Cape Town Book Fair

Amid all of South Africa’s football hysteria, it might have been easy to overlook the Cape Town Book Fair.  There was certainly less vuvuzela-blowing and celebrity-spotters had to be content with Archbishop Desmond Tutu, who opened the four day event, but the fifth anniversary of the fair sowed seeds of digital change which could change Africa’s literary and educational landscape.

Exhibitors, 273 in total, included publishers from several other African countries, and – despite the odd European publisher – the focus was on location-specific issues. For instance very few people in South Africa have access to computers and although there is almost 100% mobile phone penetration, most are what could be called ‘dumb phones’ (as opposed to smart phones).  So one question many publishers had was: is it possible to provide eBooks that can be read on these basic phones, and if so how?

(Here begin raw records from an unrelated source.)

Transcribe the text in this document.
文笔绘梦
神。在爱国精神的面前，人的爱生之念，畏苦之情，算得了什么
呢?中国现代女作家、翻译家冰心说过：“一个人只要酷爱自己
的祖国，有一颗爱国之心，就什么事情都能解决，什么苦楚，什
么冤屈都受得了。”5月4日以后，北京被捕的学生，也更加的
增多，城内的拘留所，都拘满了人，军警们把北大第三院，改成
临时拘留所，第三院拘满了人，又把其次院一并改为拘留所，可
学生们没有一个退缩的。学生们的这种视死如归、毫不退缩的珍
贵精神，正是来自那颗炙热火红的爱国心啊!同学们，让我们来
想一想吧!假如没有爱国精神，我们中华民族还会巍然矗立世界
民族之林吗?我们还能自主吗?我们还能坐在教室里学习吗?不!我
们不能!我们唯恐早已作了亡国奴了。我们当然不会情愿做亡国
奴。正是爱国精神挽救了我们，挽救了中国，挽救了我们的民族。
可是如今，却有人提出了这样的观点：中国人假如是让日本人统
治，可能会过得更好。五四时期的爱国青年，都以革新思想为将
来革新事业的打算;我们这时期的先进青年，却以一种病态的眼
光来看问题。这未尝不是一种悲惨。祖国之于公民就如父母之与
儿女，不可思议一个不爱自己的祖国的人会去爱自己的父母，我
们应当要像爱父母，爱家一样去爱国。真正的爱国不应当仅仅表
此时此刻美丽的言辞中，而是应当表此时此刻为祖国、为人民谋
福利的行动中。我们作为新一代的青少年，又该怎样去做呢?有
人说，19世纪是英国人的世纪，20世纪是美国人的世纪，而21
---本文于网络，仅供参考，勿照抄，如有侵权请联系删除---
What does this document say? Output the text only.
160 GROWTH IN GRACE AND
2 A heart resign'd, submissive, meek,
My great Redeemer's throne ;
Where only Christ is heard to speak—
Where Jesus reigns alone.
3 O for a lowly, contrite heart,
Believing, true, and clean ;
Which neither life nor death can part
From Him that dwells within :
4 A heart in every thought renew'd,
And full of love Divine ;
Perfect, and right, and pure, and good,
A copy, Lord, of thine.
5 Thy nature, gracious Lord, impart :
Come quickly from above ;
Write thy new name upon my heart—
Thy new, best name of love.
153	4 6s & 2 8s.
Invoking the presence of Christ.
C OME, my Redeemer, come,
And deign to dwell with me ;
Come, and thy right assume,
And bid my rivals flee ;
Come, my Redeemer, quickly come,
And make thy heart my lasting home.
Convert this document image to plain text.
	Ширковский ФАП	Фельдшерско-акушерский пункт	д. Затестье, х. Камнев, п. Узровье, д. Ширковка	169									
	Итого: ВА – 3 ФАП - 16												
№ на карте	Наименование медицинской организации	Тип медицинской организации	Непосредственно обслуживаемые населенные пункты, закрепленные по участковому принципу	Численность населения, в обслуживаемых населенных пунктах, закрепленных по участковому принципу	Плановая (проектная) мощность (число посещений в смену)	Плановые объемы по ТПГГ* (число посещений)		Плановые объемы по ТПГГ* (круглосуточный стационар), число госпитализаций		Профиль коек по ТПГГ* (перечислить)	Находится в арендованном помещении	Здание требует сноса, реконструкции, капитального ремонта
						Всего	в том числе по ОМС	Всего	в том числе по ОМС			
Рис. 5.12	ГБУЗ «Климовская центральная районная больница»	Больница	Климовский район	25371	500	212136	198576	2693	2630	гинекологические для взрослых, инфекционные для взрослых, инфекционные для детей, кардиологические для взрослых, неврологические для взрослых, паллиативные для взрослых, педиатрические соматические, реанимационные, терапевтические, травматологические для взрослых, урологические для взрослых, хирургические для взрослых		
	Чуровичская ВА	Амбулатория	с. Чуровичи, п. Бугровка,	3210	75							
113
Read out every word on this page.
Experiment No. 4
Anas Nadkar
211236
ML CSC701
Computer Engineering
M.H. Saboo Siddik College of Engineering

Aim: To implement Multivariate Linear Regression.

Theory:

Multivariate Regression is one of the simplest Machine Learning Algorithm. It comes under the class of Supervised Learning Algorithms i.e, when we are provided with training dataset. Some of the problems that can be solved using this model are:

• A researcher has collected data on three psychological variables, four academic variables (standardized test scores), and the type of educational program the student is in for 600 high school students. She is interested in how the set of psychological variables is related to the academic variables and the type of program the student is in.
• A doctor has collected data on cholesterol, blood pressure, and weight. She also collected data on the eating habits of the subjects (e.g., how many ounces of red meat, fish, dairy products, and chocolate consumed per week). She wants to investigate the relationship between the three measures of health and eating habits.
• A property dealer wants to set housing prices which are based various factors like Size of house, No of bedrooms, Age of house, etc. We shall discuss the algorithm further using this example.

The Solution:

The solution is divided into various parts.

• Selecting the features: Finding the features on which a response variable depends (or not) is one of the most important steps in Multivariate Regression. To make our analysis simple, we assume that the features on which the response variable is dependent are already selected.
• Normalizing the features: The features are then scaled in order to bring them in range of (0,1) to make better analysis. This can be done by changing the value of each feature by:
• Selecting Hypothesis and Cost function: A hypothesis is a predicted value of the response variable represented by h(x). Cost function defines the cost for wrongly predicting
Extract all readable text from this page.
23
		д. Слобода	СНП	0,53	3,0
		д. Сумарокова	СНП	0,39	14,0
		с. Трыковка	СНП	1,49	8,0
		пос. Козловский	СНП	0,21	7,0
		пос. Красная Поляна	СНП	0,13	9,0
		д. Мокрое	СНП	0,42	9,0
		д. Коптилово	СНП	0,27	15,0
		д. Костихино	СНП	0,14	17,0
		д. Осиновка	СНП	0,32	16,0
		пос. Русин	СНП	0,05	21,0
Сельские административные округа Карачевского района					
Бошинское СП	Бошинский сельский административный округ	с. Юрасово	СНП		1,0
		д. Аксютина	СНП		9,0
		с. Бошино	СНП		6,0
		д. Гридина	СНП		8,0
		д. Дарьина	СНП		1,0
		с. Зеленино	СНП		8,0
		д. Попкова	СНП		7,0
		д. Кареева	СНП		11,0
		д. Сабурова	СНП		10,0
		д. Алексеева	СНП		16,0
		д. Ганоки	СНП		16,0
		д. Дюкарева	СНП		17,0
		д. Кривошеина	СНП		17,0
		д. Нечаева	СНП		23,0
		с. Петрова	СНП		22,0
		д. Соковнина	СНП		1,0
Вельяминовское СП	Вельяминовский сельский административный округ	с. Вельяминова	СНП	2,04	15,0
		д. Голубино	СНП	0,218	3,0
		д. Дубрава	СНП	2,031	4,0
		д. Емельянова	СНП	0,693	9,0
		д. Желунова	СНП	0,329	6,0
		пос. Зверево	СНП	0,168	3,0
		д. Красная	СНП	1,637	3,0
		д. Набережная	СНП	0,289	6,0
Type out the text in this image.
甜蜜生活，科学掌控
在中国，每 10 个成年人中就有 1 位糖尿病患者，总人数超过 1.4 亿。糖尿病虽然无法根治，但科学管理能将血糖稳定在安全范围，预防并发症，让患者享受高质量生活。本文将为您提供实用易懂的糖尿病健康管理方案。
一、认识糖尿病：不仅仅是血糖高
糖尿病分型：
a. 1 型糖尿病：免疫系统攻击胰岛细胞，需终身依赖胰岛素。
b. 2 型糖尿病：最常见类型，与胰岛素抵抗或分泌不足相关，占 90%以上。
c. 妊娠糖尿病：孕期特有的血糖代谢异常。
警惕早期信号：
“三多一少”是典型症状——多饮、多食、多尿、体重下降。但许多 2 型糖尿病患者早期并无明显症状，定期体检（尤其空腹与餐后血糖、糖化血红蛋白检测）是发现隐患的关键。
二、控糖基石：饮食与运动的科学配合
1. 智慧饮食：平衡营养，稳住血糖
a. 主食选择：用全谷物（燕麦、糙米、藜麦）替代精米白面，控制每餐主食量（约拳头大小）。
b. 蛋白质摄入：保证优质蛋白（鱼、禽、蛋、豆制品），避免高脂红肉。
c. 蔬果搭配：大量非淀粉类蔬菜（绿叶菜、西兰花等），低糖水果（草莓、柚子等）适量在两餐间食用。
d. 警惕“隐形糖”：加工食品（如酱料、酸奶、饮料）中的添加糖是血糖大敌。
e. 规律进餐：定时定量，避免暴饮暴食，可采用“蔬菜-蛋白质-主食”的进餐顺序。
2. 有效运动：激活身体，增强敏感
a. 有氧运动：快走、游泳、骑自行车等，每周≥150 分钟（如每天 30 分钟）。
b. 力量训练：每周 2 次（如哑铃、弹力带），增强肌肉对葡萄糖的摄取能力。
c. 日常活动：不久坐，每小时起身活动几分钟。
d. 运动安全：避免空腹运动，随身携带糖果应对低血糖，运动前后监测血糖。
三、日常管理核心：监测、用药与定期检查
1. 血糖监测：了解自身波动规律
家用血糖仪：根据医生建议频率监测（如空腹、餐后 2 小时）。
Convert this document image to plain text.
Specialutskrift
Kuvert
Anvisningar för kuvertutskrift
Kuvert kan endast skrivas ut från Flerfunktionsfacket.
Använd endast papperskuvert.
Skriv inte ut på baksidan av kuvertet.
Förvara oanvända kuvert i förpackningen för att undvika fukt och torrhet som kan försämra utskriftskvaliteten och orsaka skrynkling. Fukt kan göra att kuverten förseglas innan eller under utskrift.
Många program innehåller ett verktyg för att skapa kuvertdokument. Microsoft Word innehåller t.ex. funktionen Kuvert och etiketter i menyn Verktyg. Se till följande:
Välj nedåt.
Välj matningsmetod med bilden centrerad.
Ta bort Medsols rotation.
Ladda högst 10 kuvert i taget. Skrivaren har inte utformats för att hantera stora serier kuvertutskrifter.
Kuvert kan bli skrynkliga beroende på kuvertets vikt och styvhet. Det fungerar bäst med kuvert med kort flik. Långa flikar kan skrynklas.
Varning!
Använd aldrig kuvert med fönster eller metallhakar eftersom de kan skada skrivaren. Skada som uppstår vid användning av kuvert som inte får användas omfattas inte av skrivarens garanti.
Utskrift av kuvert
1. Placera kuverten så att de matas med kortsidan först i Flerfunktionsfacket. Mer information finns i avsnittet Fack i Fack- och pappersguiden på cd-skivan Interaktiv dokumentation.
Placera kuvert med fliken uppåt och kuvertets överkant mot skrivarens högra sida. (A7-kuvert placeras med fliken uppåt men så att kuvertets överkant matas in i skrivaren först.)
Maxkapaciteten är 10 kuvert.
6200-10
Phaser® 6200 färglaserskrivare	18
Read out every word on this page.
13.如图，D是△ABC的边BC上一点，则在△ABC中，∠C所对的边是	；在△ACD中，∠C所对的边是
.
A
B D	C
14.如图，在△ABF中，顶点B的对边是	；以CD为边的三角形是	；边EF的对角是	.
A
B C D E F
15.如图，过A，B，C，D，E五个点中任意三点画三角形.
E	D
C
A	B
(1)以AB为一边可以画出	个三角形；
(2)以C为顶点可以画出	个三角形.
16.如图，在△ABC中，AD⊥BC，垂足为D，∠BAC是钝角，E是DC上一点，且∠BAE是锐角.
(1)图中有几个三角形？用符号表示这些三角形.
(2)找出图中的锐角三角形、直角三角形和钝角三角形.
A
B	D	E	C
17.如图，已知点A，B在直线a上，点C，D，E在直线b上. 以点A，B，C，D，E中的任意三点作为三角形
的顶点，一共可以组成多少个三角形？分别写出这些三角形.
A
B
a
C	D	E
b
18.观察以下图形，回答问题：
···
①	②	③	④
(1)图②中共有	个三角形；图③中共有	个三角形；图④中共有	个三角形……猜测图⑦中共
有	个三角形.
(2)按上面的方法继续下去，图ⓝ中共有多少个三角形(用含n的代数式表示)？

The digital publishing forum was packed, and there was standing room only for those who hadn’t got there early.  The panel, which included representatives from Pan Macmillan, New Holland Publishers and S. Fischer Verlage, talked about their digital experiences.  The audience was interested in the basics: how PDFs can be turned into ePub files; where should they start with eBooks.  XML was conspicuous by its absence.  There was though also a discussion of issues that even the most digitally-advanced publishers still haven’t figured out: what’s the right figure for eBook royalties; and, fundamentally, how do we make money out of digital?

African publishers, though, are also pondering a bigger question: should they focus on providing cheap books to the poor rural swathes of their countries, or pour resources into the top-end digital products which they can only sell to a few?  In a country where there’s only one library per 32,000 people*, creating a killer iPad app is probably not quite such a pressing priority as it is further West.

Something to mull over as MPS gears up for the crush of Frankfurt.

Pearson introduces fair goers to an interactive whiteboard.

*As per Van Helden, P. and Lor, P. 2002. Public community libraries inventory of South Africa: PACLISA final report. Pretoria: National Library of South Africa.